Benedict_Cumberbatch
I was fortunate enough to attend a special screening of "Cradle Will Rock" with producer/assistant director Allan F. Nicholls, a man of remarkable resume (he worked with Robert Altman several times and therefore, knows what makes a great ensemble drama). Tim Robbins' ode to theater, the passion for arts (acting, in particular), freedom of speech and the price you have to pay for believing and living for it (art vs. politics), is an underrated mosaic of some very exquisite personalities (Orson Welles, Nelson Rockefeller, Diego Rivera, Frida Kahlo, John Houseman, Hazel Huffman, among others) that are, one way or another, involved with a musical play that's about to be closed down for being "communist", in 1936's New York. Nicholls (who has a cameo as George Zorn) said that most of the actors worked almost for free, out of friendship for Robbins and love for theater, and that "Cradle Will Rock"'s poor reception at the box-office/critics, is the main reason why Robbins hasn't directed another movie since then.
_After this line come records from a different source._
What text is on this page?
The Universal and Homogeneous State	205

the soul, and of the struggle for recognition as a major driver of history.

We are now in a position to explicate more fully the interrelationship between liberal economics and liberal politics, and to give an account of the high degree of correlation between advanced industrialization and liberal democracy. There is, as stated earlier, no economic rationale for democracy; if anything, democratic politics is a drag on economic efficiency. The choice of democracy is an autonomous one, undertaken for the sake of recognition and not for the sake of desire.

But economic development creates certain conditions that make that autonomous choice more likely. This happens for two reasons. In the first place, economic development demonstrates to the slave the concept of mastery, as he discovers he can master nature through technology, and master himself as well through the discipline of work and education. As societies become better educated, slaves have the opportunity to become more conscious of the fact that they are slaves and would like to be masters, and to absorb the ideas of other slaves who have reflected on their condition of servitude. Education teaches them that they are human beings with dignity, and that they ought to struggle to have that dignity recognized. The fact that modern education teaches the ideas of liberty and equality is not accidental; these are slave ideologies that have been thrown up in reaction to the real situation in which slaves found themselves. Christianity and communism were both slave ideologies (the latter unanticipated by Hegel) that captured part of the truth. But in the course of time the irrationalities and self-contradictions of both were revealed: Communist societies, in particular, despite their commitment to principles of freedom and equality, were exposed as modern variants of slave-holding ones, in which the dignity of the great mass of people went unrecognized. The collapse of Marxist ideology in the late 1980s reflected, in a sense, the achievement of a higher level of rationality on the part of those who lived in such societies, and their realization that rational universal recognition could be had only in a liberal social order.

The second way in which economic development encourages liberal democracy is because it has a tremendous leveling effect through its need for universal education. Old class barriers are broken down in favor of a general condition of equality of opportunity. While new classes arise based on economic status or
That's a shame, since this is even better than his previous directorial efforts ("Bob Roberts" and "Dead Man Walking"), which were much easier films. It's true you have to know at least a little bit about the people portrayed here in order to fully appreciate/understand the film, and movies like this don't usually become blockbusters, but the fact that "Cradle Will Rock" was ignored altogether and seems quite forgotten is really sad. The ensemble cast is one of the best I've ever seen - Emily Watson, Bill Murray, Vanessa Redgrave, Joan Cusack, Cherry Jones, John Turturro, Susan Sarandon, John Cusack, Cary Elwes, Angus Macfadyen, Paul Giamatti, Bob Balaban, Hank Azaria, Jack Black, Philip Baker Hall, among others - and the screenplay is Altmanesque tapestry at its best. Hopefully, this film will be discovered in a not so distant future, and get the acclaim it deserves. 10/10.
endymionng
movie with an excellent outstanding all-star cast... Basically it tries to illustrate the traps and pitfalls in the never-ending war between art, politics and money. Art (as is usually the case) being the preferred hero, but realistically portrayed as being almost impossible to hold down - and if one does manage to curtail the "art", it usually is at a loss for society as a whole. However traditional union stubbornness is also frowned upon in the movie.The movie tries to see the events and the multitude of characters involved from a sort of detached perspective which makes it a little bit difficult to get close to any of the characters. Many of the side-stories (at least 8) could easily occupy an entire movie of its own, but I give credit for the effort in trying to tie it all together.For me the Rivera versus Rockefeller part is the most poignant - That Rockefeller could even think that hiring a well-known socialist sympathizer as Rivera without doing something subversive is just both hilariously funny and naive. One could argue that making the joke a little bit less obvious would have saved a great piece of art, but I guess thats very typical of many artists.All in all a very fascinating slice of a time-period, but a little bit too fragmented to really score a bullseye in my view.